Alexis Ruest found $50 in the supply closet at her school and turned it in.
Kristina Andrea helps out the exchange student that her school hosts.
These three students in addition to about a dozen or so others all do various acts of kindness in the Coventry High School community on a regular basis. Typically, these acts of kindness had gone unrecognized, until now.
Last year Dolores O’Rourke, the library specialist for the Coventry High School created a good citizenship award program. She recruited a team of faculty and staff from within the school to come together midway through the school year to nominate students from amongst the entire school population for the award.
She said that the team considers student’s contribution to the school community as well as the community at large, their demonstrations of leadership qualities, and their willingness to volunteer and offer assistance in unasked situations.
She said that those students who are nominated are typically the “unsung heroes” of the school.
“These are students that do so much and would really never have had the opportunity to be acknowledged for it if it were not for this award,” O’Rourke said. “Now the school community can recognize them for their efforts in the school community and we also acknowledge them in a board at the entrance of our school.”
At the entrance to Coventry High School there is an oversized bulletin board which contains 8 x 10 sized images of each of the award recipients and along with their pictures are bios of the students as well as a brief reason for their nomination.
Those awards were posted at the start of January and will remain in place until next year’s select group of students are chosen, O’Rourke said.
This year’s group learned of their nomination just before they left school for their Christmas break. O’Rourke said that the students were called down to the library so that the school Principal Michael Hobin could present them with their awards and formally recognize them for their efforts.
Alexis Ruest, an 11th grader at the school, was recognized for her willingness to turn over $50 that she found in the supply closet of the gymnasium. Ruest said that she found the money near the volleyball supplies and turned it over to her coach who was able to find the actual owner of the money.
Kristina Andrea, an 11th grader at the school who also serves as the junior class president, was nominated for her willingness to provide support to her classmates and peers, especially a foreign exchange student who arrived at the school this September.
Joe Velleco, a senior, was recognized for his technological skills as well as his readiness to share those skills and resourcefulness in the classroom with others.
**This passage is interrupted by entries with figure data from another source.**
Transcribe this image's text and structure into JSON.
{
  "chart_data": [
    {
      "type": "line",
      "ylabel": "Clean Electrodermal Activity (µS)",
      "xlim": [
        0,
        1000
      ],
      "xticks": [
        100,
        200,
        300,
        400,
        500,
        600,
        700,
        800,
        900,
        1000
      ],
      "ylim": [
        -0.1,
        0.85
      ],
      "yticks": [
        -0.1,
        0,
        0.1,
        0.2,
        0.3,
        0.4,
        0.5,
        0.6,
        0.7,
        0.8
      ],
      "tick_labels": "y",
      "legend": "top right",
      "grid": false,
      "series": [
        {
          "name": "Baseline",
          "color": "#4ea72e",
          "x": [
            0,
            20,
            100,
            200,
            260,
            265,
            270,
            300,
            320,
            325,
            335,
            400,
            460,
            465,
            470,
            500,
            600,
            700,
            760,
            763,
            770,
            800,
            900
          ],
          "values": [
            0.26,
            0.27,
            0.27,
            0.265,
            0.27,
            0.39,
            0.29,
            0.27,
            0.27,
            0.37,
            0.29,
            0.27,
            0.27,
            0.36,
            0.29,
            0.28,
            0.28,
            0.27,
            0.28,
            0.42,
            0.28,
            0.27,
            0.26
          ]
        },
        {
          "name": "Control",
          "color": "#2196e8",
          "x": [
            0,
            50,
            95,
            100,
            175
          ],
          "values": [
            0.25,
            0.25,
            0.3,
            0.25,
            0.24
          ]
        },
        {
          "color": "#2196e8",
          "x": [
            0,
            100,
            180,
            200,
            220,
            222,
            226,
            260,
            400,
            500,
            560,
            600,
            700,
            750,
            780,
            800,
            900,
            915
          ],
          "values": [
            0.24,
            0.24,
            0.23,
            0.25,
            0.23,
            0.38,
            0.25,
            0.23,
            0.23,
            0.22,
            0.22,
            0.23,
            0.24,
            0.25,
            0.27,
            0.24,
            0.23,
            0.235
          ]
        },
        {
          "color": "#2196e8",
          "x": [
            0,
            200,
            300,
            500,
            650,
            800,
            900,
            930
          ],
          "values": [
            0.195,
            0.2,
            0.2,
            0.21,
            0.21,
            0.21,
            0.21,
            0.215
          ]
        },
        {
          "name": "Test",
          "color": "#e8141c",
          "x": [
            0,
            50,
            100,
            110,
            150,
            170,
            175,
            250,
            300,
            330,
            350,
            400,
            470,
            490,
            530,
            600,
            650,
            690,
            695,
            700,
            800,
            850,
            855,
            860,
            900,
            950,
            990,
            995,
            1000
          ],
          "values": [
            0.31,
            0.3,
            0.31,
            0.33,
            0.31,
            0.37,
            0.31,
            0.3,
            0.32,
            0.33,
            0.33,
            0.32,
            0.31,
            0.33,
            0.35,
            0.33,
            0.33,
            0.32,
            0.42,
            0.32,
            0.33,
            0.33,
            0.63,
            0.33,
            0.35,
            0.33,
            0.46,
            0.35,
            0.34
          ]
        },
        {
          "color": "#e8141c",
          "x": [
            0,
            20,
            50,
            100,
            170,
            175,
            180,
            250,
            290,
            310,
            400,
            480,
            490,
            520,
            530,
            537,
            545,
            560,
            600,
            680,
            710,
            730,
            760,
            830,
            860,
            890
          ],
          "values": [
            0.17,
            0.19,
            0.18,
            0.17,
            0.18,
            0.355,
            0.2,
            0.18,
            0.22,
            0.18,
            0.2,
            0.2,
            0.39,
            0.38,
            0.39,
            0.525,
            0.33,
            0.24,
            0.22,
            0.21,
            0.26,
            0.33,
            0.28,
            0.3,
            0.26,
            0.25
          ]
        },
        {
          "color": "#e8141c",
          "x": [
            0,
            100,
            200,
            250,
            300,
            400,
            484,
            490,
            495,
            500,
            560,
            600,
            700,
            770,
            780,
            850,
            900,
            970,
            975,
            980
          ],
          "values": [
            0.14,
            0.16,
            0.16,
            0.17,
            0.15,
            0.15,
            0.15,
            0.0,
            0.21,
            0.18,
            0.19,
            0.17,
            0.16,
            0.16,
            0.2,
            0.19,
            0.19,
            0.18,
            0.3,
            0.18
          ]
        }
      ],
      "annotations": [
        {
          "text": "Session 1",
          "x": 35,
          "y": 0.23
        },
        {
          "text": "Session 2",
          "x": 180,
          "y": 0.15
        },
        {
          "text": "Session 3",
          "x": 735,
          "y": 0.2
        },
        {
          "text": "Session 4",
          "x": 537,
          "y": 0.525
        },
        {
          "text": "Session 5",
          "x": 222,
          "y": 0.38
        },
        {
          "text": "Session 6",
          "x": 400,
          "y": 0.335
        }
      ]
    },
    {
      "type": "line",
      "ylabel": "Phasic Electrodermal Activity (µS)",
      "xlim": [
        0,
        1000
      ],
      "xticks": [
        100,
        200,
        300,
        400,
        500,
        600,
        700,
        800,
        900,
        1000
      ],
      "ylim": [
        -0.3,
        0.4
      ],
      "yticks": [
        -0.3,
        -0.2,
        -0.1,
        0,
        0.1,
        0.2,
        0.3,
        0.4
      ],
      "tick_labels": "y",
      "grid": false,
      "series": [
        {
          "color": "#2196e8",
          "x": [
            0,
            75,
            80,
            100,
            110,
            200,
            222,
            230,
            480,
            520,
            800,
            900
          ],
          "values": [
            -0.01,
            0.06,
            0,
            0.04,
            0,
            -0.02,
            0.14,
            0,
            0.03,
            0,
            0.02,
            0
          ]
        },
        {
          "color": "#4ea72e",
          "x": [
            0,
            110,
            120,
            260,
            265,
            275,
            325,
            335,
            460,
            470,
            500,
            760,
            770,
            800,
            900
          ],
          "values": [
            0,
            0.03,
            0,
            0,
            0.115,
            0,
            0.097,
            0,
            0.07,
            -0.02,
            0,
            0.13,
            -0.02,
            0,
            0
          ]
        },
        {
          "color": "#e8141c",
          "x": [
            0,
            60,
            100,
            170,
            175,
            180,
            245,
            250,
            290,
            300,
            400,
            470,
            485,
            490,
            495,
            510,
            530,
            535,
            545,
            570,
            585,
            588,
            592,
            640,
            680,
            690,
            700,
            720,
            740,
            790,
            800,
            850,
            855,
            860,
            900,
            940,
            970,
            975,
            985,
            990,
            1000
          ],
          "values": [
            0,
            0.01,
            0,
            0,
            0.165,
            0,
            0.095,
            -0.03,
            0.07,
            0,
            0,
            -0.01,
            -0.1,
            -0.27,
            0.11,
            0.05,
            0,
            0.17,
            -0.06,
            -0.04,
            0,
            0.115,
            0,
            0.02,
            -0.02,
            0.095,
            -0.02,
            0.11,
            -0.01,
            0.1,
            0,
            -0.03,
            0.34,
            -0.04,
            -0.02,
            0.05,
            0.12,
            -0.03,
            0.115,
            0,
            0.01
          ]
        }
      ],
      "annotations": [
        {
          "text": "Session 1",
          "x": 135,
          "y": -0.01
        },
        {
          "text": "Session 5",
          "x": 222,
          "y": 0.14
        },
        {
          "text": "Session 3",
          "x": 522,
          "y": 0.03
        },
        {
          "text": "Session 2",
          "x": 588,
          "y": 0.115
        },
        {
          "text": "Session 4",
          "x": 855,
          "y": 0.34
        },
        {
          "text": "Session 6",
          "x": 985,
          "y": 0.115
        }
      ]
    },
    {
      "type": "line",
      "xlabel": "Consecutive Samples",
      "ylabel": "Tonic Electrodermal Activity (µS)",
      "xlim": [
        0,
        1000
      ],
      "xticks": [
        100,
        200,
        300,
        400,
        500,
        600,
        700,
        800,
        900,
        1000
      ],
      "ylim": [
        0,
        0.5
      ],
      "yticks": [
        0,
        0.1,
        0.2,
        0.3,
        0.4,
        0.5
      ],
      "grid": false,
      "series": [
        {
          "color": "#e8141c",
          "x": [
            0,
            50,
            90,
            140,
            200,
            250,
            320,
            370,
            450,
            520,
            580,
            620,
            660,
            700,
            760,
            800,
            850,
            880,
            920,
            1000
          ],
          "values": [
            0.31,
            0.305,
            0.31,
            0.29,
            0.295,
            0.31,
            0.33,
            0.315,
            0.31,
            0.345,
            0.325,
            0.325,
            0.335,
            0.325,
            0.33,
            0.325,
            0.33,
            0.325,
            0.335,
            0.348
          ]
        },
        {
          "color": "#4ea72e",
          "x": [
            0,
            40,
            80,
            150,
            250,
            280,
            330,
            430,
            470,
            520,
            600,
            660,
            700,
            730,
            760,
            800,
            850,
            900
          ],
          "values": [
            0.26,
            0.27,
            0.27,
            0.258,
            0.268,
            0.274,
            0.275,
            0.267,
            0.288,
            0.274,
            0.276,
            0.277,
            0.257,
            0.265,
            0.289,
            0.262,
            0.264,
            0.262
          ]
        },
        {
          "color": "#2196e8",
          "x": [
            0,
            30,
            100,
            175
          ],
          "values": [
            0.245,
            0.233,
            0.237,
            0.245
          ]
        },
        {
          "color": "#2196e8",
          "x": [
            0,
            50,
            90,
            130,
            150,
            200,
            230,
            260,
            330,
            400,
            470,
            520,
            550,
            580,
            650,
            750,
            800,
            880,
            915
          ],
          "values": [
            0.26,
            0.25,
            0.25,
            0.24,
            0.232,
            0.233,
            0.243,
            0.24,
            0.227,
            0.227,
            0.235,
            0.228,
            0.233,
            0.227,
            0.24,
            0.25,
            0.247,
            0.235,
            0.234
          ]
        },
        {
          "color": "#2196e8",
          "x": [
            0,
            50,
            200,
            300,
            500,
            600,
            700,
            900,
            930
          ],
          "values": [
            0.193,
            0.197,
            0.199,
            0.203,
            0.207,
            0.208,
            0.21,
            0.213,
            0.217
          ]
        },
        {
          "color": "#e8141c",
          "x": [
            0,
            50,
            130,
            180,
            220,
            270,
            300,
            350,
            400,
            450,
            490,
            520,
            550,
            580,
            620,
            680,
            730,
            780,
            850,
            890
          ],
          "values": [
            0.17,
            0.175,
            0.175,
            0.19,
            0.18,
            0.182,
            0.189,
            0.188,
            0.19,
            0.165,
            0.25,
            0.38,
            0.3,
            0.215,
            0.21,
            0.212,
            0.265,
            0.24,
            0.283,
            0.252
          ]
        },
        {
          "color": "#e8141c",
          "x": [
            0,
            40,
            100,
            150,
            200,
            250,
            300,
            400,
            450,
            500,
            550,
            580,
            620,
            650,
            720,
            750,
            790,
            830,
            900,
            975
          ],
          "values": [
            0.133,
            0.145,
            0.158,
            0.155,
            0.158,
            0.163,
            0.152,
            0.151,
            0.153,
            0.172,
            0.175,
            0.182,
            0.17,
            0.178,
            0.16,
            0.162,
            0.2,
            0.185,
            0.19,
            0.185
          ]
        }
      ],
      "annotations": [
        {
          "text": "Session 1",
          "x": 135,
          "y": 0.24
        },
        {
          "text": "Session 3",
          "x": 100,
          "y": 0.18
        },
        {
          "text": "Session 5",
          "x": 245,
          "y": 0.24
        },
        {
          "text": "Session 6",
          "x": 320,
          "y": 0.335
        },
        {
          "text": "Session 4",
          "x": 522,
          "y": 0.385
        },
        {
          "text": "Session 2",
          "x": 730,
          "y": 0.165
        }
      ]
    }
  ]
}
Jaryn LaPlante, a junior, Allison Bousquet, a senior and Erin Blackmar, were all recognized their individual characteristics, but also because they signed on as volunteer tutors at the school in a new after school program geared toward struggling Coventry High School students.
Tayla Manson, a freshman, Rebecca Craig, who is also a freshman, and Amanda Grace, who is a junior, were all nominated for their selfless motivation to help others whether it be in academics, friendships or just in organizational abilities.
Christopher Perry, a junior, was recognized for his academic merits in the mixed media programs, Kayla Ducheasneau, as a leader in the school community, Katie Printer as an advocate for others who are not as vocal as she, and Michael MacKenzie for his enthusiasm to support the unified basketball team.
All of these students said that although it was very nice and that they were honored to be recognized for their accolades, that they do not do those things for recognition, but instead, just out of the goodness of their hearts.
“I don’t tutor or serve on the mock trial team because I want to be recognized for it or expect some sort of applaud for it, it’s just what I do and how I am,” Erin Blackmar said. “Don’t get me wrong, it was a nice thing that they did to recognize us, but I don’t think any of us do these things for any other reason than the fact that we want to do it.”
O’Rourke said that that was the exact reason that she felt as though this award needed to be created; so that students like these “leaders” and “motivators” and all of the good deeds that they do in the school community wouldn’t go unrecognized.
In addition to the awards that the students received, O’Rourke also presented each of them with gift certificates to Barnes and Nobles.
“These students really are special and deserve recognition as well as gratitude and I am just glad that we have this program in place at our school now so that that can be done,” O’Rourke said.